Interferometers measure acceleration based on patterns made inside them by clashing matter waves. The ISS is always in freefall – it is always accelerating due to gravity – so if the two interferometers record different acceleration values, the equivalence principle would be broken.
While the researchers have now successfully made the two interferometers in the CAL, they need to optimise the two devices further before they can use them to fully test the equivalence principle.
“The equivalence principle is the bedrock of our understanding of gravity, but these experiments could go beyond just testing general relativity. There could be new particles which are not included in the Standard Model that manifest as breaking this principle,” says Timothy Kovachy at Northwestern University in Illinois. He says that the accuracy of atom-based interferometers increases the longer the atoms are in freefall, and since there are time constraints on how long such freefall can be maintained on Earth, reaching extreme precision requires going to space.
And doing so is a growing and competitive field, says Gaaloul. In 2017, he was part of a team sponsored by the German Space Agency, or DLR, that achieved atom interferometry using ultracold rubidium atoms – but not potassium atoms – aboard a research rocket. The DLR team will launch another rocket in the coming months, this time with both potassium and rubidium atoms on board.

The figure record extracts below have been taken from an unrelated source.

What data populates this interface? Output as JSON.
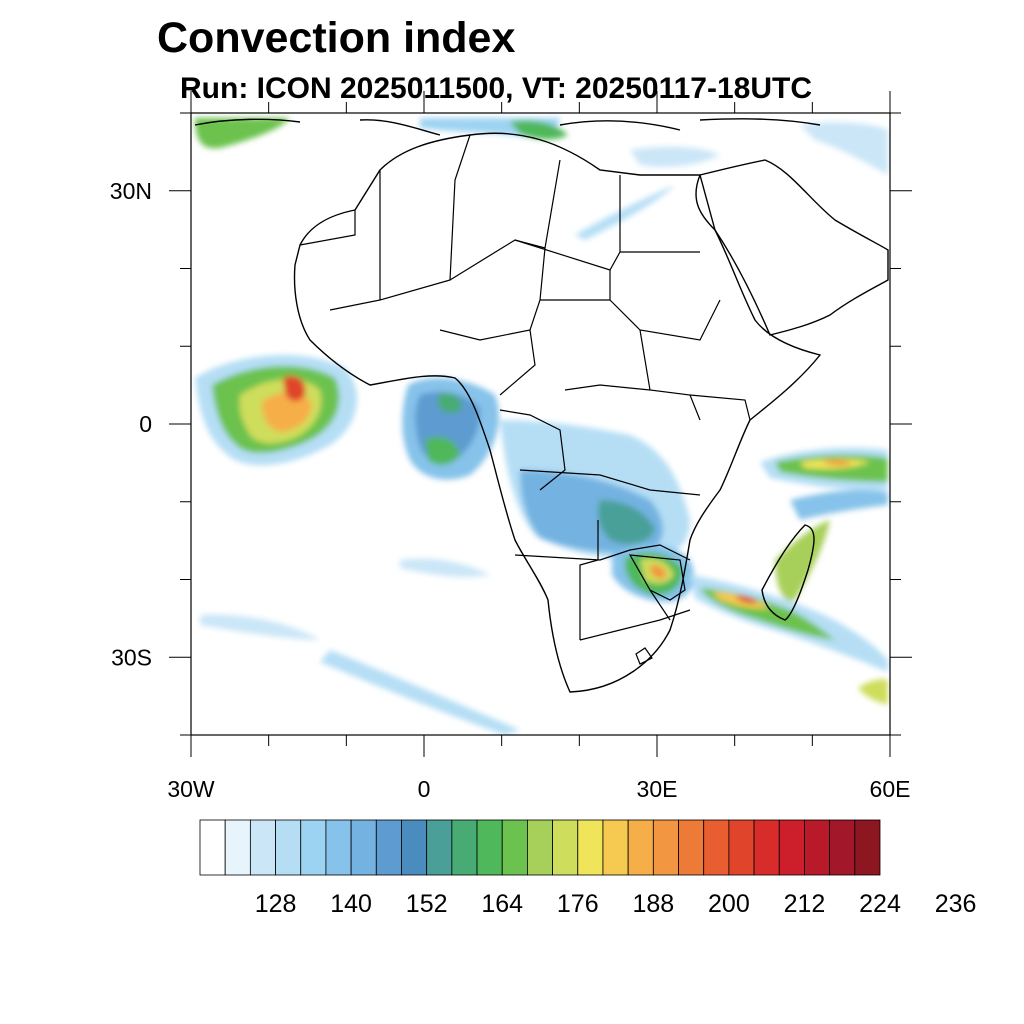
{
  "figure": {
    "title": "Convection index",
    "subtitle": "Run: ICON 2025011500,  VT: 20250117-18UTC"
  },
  "axes": {
    "lon_ticks": [
      {
        "lon": -30,
        "label": "30W"
      },
      {
        "lon": 0,
        "label": "0"
      },
      {
        "lon": 30,
        "label": "30E"
      },
      {
        "lon": 60,
        "label": "60E"
      }
    ],
    "lat_ticks": [
      {
        "lat": 30,
        "label": "30N"
      },
      {
        "lat": 0,
        "label": "0"
      },
      {
        "lat": -30,
        "label": "30S"
      }
    ],
    "lon_range": [
      -30,
      60
    ],
    "lat_range": [
      -40,
      40
    ]
  },
  "colorbar": {
    "start": 116,
    "step": 4,
    "tick_labels": [
      "128",
      "140",
      "152",
      "164",
      "176",
      "188",
      "200",
      "212",
      "224",
      "236"
    ],
    "colors": [
      "#ffffff",
      "#e8f4fc",
      "#cbe6f7",
      "#b5def5",
      "#9dd3f2",
      "#86c2ea",
      "#73b2e1",
      "#5d9bd0",
      "#4b8cbf",
      "#4aa098",
      "#48ab73",
      "#4fb85a",
      "#6cc24e",
      "#a7d05a",
      "#cfdd5c",
      "#efe45a",
      "#f6c951",
      "#f6ae48",
      "#f39641",
      "#ee7a37",
      "#e85e30",
      "#e0452b",
      "#d82c2a",
      "#cc1f2b",
      "#b81a2a",
      "#a2182a",
      "#8c1720"
    ]
  },
  "map": {
    "field": "Convection index",
    "regions": [
      {
        "area": "Equatorial Atlantic off West Africa",
        "lon": -23,
        "lat": 2,
        "level": "high"
      },
      {
        "area": "Gulf of Guinea / Central Africa",
        "lon": 8,
        "lat": 0,
        "level": "moderate"
      },
      {
        "area": "Zambia / Malawi",
        "lon": 28,
        "lat": -12,
        "level": "moderate"
      },
      {
        "area": "Zimbabwe / Mozambique",
        "lon": 31,
        "lat": -19,
        "level": "high"
      },
      {
        "area": "Mozambique Channel / Madagascar",
        "lon": 42,
        "lat": -24,
        "level": "high"
      },
      {
        "area": "Indian Ocean near 5S",
        "lon": 54,
        "lat": -5,
        "level": "high"
      },
      {
        "area": "Mediterranean",
        "lon": 10,
        "lat": 37,
        "level": "moderate"
      }
    ]
  }
}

The CAL experiments are expected to yield results that are hundreds of times more accurate than those obtained with satellite-based tests, and hundreds of thousands of times more accurate than the results of Earth-based experiments, but Gaaloul says that ultimately it will be necessary to go beyond the ISS as well. “Because of the vibrations from astronauts biking and other things that are going on, the ISS is not perfect for precision experiments,” he says. “But here we will make sure of techniques for equivalence principle tests which will ultimately happen on a dedicated satellite.”